Bonjour, je rajouterais ceci : 

"Au nord" peut également vouloir dire "au delà des frontières". 
-> "La Suisse se trouve au nord de l'Italie".


Si tu parles d'une ville italienne je pense qu'on peut dire les deux : 
-> "Milan se trouve au nord de l'Italie"
-> "Milan se trouve dans le nord de l'Italie"

Il y a une petite nuance ("dans" est peut-être un peu plus vague) entre les deux mais le sens est le même


Mais si tu parles d'une personne, comme le dit tie-break je pense que cet exemple est effectivement mieux : 
"Il passe ses vacances dans le Nord de l'Italie".


----------



## acrital

Heu.... sans doute qu' *au nord de *et *dans le nord de *peuvent avoir le même sens mais, quant à moi, j'aurais tendance à les interpréter spontanément de manière différente :_

au nord de X
_être à l'extérieur de X dans la direction nord

_dans le nord de X
_être à l'intérieur de X dans sa partie nord

 Etant bien entendu que le contexte est déterminant


----------



## CarotteXU

les deux prép. "dans" et "à" m'agacent beaucoup.
y a-t-il quelque chose de différent entre les deux expressions?
Merci!


----------



## Shinead

Pour moi si tu habites *au* Sud de la Chine, tu habites dans un pays situé au Sud de la Chine.
Si tu habites *dans le* Sud de la Chine, tu habites dans une province du Sud du pays.


----------



## Punky Zoé

Bonjour

Il y a déjà eu un fil sur ce sujet dans le forum Français/Anglais.


----------



## seohyun_bumhuyen_93

Salut ! 
J'ai une question de la préposition. Dans la phrase dessus :
" Monique vit dans le nord maintenant "
Mais je pense qu' on doit *au nord* pour remplacer *dans le nord*
mecri d'avance


----------



## Mauricet

En France il y a un département qui s'appelle _le Nord_. On dit _J'habite (dans) le Nord_. Plus généralement, si Monique habite la partie septentrionale d'un pays, elle habite _dans le nord_. Mais pour la Corée qui est partagée en deux Etats séparés, on dirait _Elle s'est installée au Nord_. Pour le Vietnam qui est un seul pays mais a été séparé autrefois, dire _au Nord_ serait faire revenir l'idée de deux Vietnam ...


----------



## TitTornade

pourtant, on dit :"au nord c'était les corons..." 



seohyun_bumhuyen_93 said:


> Monique vit dans le nord maintenant


 Sinon, dans ta phrase, "dans le nord" est correct.
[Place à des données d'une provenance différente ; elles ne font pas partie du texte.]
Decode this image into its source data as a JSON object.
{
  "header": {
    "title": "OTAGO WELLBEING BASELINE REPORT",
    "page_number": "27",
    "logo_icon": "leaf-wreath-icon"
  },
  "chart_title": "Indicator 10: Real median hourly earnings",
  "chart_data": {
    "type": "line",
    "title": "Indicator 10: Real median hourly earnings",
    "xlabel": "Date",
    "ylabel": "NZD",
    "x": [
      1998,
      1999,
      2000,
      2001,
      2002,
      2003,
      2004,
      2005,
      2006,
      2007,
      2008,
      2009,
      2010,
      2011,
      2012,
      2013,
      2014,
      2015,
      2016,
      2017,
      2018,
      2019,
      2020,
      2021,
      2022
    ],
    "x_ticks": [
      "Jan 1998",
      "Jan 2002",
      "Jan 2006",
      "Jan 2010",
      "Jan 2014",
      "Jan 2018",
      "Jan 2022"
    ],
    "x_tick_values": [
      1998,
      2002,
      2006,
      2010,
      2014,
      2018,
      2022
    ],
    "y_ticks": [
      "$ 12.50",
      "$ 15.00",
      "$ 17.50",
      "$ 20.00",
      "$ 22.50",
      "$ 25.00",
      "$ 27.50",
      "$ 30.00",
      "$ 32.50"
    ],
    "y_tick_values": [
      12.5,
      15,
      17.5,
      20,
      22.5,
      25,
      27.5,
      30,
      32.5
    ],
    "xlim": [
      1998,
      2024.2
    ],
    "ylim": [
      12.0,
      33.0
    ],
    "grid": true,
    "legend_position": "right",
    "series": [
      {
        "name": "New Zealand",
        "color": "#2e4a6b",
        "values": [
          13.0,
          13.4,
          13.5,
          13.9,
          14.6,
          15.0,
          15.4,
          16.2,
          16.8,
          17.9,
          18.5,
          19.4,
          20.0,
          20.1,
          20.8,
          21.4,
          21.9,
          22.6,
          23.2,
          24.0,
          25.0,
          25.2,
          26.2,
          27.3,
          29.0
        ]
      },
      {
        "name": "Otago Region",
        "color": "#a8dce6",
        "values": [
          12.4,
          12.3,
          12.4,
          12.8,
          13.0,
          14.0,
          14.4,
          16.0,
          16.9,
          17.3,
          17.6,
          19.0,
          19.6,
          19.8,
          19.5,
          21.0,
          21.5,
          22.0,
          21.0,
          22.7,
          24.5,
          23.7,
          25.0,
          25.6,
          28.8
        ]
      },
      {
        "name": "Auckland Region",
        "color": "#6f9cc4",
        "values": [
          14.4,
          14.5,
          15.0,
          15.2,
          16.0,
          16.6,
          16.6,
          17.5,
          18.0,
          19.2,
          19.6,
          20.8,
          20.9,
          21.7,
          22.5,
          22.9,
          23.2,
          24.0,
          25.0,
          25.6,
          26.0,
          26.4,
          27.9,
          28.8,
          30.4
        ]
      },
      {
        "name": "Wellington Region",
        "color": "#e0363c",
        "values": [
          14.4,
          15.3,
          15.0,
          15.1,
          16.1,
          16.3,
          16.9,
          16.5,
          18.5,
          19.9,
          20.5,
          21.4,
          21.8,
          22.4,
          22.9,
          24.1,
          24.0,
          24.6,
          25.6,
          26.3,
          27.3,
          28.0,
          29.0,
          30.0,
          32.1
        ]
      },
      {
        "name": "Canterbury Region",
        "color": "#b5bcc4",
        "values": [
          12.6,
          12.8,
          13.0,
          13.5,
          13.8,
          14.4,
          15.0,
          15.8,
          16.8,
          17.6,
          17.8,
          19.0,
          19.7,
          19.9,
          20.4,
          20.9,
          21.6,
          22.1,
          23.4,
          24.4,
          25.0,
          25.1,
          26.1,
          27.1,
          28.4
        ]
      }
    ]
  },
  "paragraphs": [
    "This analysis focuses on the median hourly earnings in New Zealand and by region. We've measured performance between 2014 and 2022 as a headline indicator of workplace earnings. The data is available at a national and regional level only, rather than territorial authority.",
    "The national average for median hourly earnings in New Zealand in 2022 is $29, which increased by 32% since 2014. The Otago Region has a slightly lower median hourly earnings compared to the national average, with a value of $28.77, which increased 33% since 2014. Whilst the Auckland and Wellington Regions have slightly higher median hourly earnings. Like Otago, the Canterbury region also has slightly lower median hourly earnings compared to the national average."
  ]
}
Ex : Monique vit au nord de Hanoi, dans le nord du pays.
Dans le nord = la région.
Au nord de ... = dans le direction du nord.


----------



## Coucouchat

Est-ce que dans le contexte d'un bulletin météo on dirait plutôt "au nord de la France" ou "dans le nord de la France" (moi, j'ai tendance à opter pour la première solution)?
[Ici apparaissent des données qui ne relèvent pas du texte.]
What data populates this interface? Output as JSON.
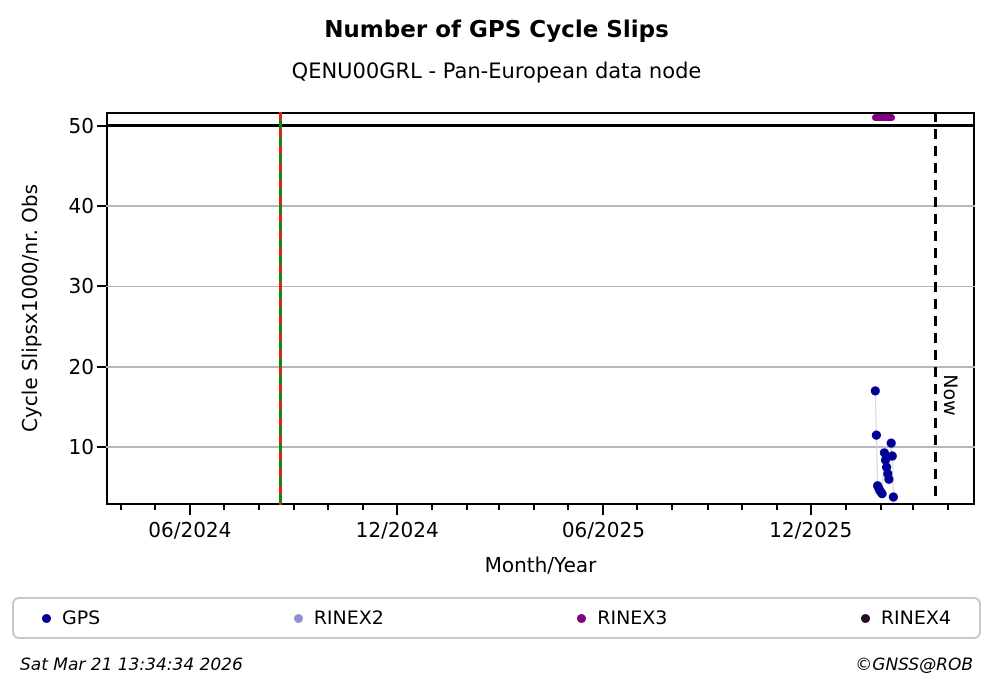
{
  "chart_data": {
    "type": "scatter",
    "title": "Number of GPS Cycle Slips",
    "subtitle": "QENU00GRL - Pan-European data node",
    "xlabel": "Month/Year",
    "ylabel": "Cycle Slipsx1000/nr. Obs",
    "grid": "horizontal-only",
    "x_axis": {
      "range": [
        "2024-03-19",
        "2026-04-25"
      ],
      "minor_tick_interval": "1 month",
      "major_ticks": [
        {
          "date": "2024-06-01",
          "label": "06/2024"
        },
        {
          "date": "2024-12-01",
          "label": "12/2024"
        },
        {
          "date": "2025-06-01",
          "label": "06/2025"
        },
        {
          "date": "2025-12-01",
          "label": "12/2025"
        }
      ]
    },
    "y_axis": {
      "range": [
        2.8,
        51.7
      ],
      "ticks": [
        10,
        20,
        30,
        40,
        50
      ]
    },
    "threshold_line": {
      "value": 50,
      "color": "#000000"
    },
    "event_line": {
      "date": "2024-08-20",
      "style": "green-with-red-dashes",
      "color_green": "#0f8a0f",
      "color_red": "#dd2222"
    },
    "now_line": {
      "date": "2026-03-21",
      "label": "Now",
      "color": "#000000"
    },
    "series": [
      {
        "name": "GPS",
        "color": "#000096",
        "connector_color": "#d8d8e8",
        "points": [
          {
            "date": "2026-01-27",
            "value": 17.0
          },
          {
            "date": "2026-01-28",
            "value": 11.5
          },
          {
            "date": "2026-01-29",
            "value": 5.2
          },
          {
            "date": "2026-01-30",
            "value": 4.9
          },
          {
            "date": "2026-01-31",
            "value": 4.6
          },
          {
            "date": "2026-02-01",
            "value": 4.4
          },
          {
            "date": "2026-02-02",
            "value": 4.2
          },
          {
            "date": "2026-02-04",
            "value": 9.3
          },
          {
            "date": "2026-02-05",
            "value": 8.4
          },
          {
            "date": "2026-02-06",
            "value": 7.5
          },
          {
            "date": "2026-02-07",
            "value": 6.7
          },
          {
            "date": "2026-02-08",
            "value": 6.0
          },
          {
            "date": "2026-02-10",
            "value": 10.5
          },
          {
            "date": "2026-02-11",
            "value": 8.9
          },
          {
            "date": "2026-02-12",
            "value": 3.8
          }
        ]
      },
      {
        "name": "RINEX2",
        "color": "#9292ce",
        "points": []
      },
      {
        "name": "RINEX3",
        "color": "#800080",
        "segment": {
          "start": "2026-01-24",
          "end": "2026-02-13",
          "value": 51
        }
      },
      {
        "name": "RINEX4",
        "color": "#260a28",
        "points": []
      }
    ],
    "legend": [
      {
        "label": "GPS",
        "color": "#000096"
      },
      {
        "label": "RINEX2",
        "color": "#9292ce"
      },
      {
        "label": "RINEX3",
        "color": "#800080"
      },
      {
        "label": "RINEX4",
        "color": "#260a28"
      }
    ]
  },
  "footer": {
    "timestamp": "Sat Mar 21 13:34:34 2026",
    "credit": "©GNSS@ROB"
  }
}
Et quelle serait la différence entre les deux expressions?

Merci de m'aider!


----------



## Juan Jacob Vilalta

Comme toi :
au nord de la France c'est... la Belgique, justement, notre (cher) pays !


----------



## tonnerre2000

au nord de, au sud de, au nord-est de,  au sud-ouest de
à l'ouest de, à l'est de

Voici la régle pour les points cardinaux.
http://www.fabgerard.com/gram/preposition/PrepLieu.htm


----------



## geostan

Pour moi, _au nord de la France_ veut dire au-delà de la frontière française; _dans le nord de la France_ veut dire dans la région nord de la France (on est toujours en France).


----------



## tonnerre2000

ca a du sens, vu que c'est toujours en France


----------



## Chimel

geostan said:


> Pour moi, _au nord de la France_ veut dire au-delà de la frontière française; _dans le nord de la France_ veut dire dans la région nord de la France (on est toujours en France).


Tout à fait d'accord.

Toutefois, sous l'influence sans doute d'une expression comme "au nord/sud de la Loire", on peut parfois entendre ceci dans les bulletins météo: "Pour demain, soleil au nord et pluie au sud" (comment ça, c'est souvent l'inverse?... )

Cela signifie que le pays a été globalement coupé en deux (soit selon le cours de la Loire, soit "selon une ligne allant de ... à ...") et qu'on oppose ces deux moitiés. Dans ce cas, une ville comme Dijon peut se retrouver "au nord" (de cette limite fictive) alors qu'elle n'est pas considérée comme étant "dans le nord" de la France.

Ce n'est pas propre aux seuls bulletins météo. On peut aussi dire, à propos d'un pays: "Il y a davantage de chômage au nord qu'au sud".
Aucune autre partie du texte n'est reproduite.